Since an experiment on a live camel would likely put the animal rights folks in an uproar, just a rough estimate would satisfy me.

If the straw is travelling sufficiently fast, one straw will do it. It would probably be necessary to carry out the procedure in vacuum.

  1. Definitely 42. I see you didn’t specify size or material of the straws, so the answer is (always) 42. :wink:

The load capacity of a male bactrian camel is 240 kg, ie. 240, 000 one gram straws.

I don’t, however, know about African or Europea … AAARRRrgggghhhhh

Just to nitpick, the saying implies that the addition of the weight of a single straw would break the camel’s back, not that the weight carried was made up of straws.

Although there’s no reason it couldn’t be, I guess.

It would probably be necessary to carry out the procedure in a hurricane/tornado.
Witness photos of straws driven thru./into wooden telephone/power poles.

Is anyone else thinking “Mythbusters” ?

According to this an 18 x 14 x 36 bale of straw weighs about 55 lbs (about 25 kg.) SentientMeat has helpfully pointed out that a male bactrian camel can carry 240 kg, (about 9.6 bales.)

Since one bale of straw measures about 5.25 cubic feet, that means the male bactrian camel could carry about 50.4 cubic feet of straw. I’ll leave it to someone else to work out metric equaivalents.

Well… I think I’m smarter for having read this.

:smack: …only on the SDMB…

Actually, the load capacity is not the same as the backbreaking capacity. The quoted load capacity of 240kg is just how much weight a male camel normally can walk around with. It’s going to take quite a lot more weight to actually snap the spine of the animal.

Yes, but then the weight-bearing area of the load becomes the critical factor, and the phrase provides no information about that: if the straws are loaded onto a saddle comprising an extremely sharp knife (ie. an area of less than 1 mm[sup]2[/sup], maybe a few hundred will separate vertebrae. Spread evenly (over, say, 1 m[sup]2[/sup], and the camel will be squashed to a pulp by literal billions of straws before the vertebrae separate.

THIS!

Also, the animal’s back is not similar to a rigid piece of material that will sustain weight X and then fail at weight X plus weight of one straw. The animal’s back is made of muscle, connective tissue, and bones. I’m sure one of the animal’s back muscles would fail prior to the back breaking, causing the animal to fall over and no longer be in position to find the back breaking weight. Or the leg could buckle leading to falling over, same deal.

I think we should stop using the camel idiom/phrase entirely in favor of the more binary operation of the “drop that overflowed the glass”. If you ever played with water and filling glasses, the meniscus fills and then one drop, sploosh!

I found this thread by searching instead of starting a new one.

Not so! The saying refers to the “last straw” as doing the final damage, which most certainly implies that the burden it is being added to already consists, at least in part of straw.

Uh oh, zombie I see!

I really hope Paul Weir Galm is reading this.

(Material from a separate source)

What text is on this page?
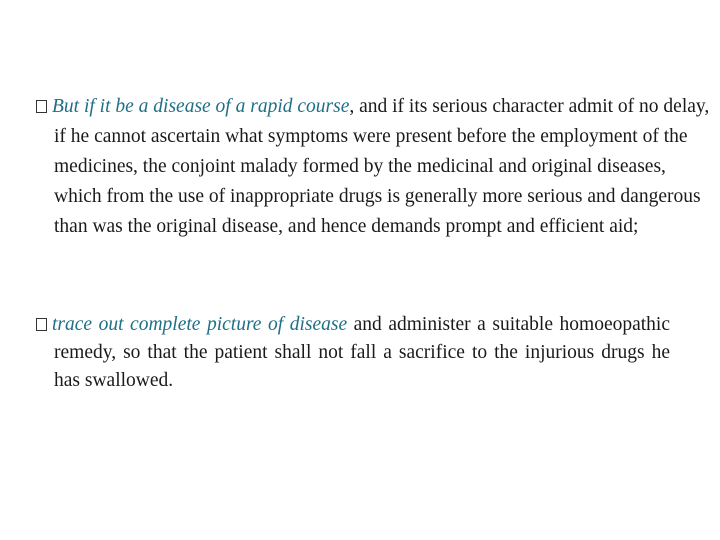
But if it be a disease of a rapid course, and if its serious character admit of no delay, if he cannot ascertain what symptoms were present before the employment of the medicines, the conjoint malady formed by the medicinal and original diseases, which from the use of inappropriate drugs is generally more serious and dangerous than was the original disease, and hence demands prompt and efficient aid;

trace out complete picture of disease and administer a suitable homoeopathic remedy, so that the patient shall not fall a sacrifice to the injurious drugs he has swallowed.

I can easily see Adam and Jamie going out to build competing model camels, each with a different breakdown method (“Now what breaks on the camel is its spine. I’ve made a “spine” out of pieces of PVC tubing held together by an elastomer that matches the cartilage “discs” in a camel’s spinal column…”), then loading them with weights, culminating in straws that they add one by one until the models snap.

Not the way I’ve ever heard it. I only hear of the “straw” that breaks the camel’s back. Never anything about “last straw”.

I wonder how many straws it takes to break a zombie camel’s back?
Although, on this board, it’d be a straw MAN, instead.

Good question! Let’s find out.

One,

two,

three

CRUNCH

Three.

What kind of straw do you come into contact with? A few hundred pieces of straw is what I would picture to be a handful of straw. That’s one weak pack animal.

One, maybe, if the guy who said this is wielding it:

Snort! Anyone knows it’s 44, always 44. Did you NOT account for the hemispheric wave variation in the locations where camels are known to congregate?